Zanardi slams IndyCar 'pack' racing mentality
"As I often say, it's not speed the cause of such a crash. If anything, it could be an aggravating factor," Zanardi said in an interview with Autosprint magazine.
"My early years of oval racing, up to 1998, were always very dangerous. Back then, setting up the car meant finding a compromise on the car's speed. You would let it slide until the downforce wasn't yet too low in a way that penalizes turn speed too much.
"It was drift driving (which takes talent), and tire degradation was an important parameter. If a driver crashed against the wall, it was usually his own mistake after he had underestimated these factors.

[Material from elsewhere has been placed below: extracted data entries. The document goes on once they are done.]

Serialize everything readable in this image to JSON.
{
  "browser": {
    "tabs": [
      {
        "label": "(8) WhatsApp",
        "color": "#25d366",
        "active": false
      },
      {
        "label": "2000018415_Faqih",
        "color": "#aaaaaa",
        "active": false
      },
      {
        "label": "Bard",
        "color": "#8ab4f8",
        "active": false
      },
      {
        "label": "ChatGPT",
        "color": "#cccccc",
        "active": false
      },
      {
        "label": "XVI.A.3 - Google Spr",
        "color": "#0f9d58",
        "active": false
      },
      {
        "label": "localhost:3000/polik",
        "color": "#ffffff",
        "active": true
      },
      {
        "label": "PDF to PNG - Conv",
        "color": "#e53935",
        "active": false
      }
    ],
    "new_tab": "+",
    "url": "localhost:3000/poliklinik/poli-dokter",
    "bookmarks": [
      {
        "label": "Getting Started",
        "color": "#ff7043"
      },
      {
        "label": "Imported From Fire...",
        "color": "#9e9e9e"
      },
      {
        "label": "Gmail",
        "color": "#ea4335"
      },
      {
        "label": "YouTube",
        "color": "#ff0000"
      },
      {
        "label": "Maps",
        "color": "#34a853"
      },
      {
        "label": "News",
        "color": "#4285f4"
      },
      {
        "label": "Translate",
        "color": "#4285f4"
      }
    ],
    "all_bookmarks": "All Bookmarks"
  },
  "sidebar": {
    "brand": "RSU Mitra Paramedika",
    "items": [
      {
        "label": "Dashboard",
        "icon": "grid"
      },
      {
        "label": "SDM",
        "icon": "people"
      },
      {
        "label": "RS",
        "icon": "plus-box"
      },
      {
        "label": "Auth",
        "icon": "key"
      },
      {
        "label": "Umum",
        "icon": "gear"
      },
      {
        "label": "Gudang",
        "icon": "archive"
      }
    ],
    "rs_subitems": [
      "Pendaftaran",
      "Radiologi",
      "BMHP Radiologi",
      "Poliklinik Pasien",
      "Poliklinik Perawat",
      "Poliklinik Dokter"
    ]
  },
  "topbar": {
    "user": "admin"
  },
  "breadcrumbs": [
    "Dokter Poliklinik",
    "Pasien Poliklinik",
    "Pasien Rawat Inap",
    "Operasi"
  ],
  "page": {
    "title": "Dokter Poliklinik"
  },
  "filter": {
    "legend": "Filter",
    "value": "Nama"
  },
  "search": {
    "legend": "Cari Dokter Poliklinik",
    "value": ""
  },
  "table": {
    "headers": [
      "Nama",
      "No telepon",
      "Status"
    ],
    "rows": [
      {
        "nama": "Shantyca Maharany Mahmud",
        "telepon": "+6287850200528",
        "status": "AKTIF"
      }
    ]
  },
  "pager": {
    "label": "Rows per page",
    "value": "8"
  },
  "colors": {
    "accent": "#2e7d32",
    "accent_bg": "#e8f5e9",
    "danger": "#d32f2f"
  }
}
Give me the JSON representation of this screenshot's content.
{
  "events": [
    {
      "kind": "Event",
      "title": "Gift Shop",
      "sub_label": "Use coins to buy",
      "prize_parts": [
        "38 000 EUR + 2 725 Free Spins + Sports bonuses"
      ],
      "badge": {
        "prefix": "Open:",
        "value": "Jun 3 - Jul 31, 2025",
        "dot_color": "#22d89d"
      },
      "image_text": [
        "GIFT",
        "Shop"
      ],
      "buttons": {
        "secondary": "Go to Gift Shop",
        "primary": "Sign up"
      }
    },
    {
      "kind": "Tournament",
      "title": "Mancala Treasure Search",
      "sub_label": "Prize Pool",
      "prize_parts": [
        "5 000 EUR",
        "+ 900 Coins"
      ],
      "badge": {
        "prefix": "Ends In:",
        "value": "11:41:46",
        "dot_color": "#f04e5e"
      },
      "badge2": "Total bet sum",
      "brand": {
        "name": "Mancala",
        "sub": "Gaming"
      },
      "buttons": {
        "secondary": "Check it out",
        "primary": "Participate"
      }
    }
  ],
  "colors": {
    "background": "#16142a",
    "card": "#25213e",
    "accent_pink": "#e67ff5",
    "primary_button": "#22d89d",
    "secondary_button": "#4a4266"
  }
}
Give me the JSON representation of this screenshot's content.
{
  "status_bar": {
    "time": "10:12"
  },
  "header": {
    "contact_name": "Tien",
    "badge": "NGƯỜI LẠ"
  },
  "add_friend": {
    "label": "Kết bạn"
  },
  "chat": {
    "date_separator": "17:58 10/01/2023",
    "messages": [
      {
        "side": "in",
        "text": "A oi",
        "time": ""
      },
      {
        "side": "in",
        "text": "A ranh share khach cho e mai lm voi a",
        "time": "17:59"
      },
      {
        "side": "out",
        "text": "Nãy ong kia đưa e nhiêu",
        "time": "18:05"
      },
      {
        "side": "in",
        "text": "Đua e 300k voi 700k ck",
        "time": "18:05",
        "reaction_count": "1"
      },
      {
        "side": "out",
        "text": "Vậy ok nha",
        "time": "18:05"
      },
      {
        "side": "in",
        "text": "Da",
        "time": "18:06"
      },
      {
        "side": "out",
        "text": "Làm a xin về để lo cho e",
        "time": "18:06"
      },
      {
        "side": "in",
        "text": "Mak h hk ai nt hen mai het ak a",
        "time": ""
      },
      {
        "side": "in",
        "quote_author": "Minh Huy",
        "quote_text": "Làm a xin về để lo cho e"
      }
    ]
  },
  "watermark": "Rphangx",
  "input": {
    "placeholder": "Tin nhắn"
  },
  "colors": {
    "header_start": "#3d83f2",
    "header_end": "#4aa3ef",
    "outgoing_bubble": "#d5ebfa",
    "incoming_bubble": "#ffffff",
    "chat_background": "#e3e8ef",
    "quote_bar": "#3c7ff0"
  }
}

"Nowadays, instead, driving has become too easy. At turn entry, mid turn, and turn exit, the car is attached to the road surface. In the name of safety - in principle it was even right - the intention was to slow down the cars by giving them an exaggerated amount of downforce, and therefore high drag.
"The result was that, in order to find speed, you now see set-ups with the front being 7cm higher than the rear to lessen the wing's influence! This is nonsense, but it's a necessity to beat the stop watch."
"At Las Vegas it wasn't a race between drivers anymore. It was a pack of cars moving all together, bunched up with no chance of breaking off. Now, when you race for five minutes with your rival right next to your side, at the point that you notice if his sponsor stickers are not straight, when it's too easy do drive even on the outside line...
"At that point it's like driving with a tutor. An obscenely idiotic thing, because then you distract yourself for not concentrating enough. After a while, even if you are travelling at 340 km/h, you don't realize it anymore."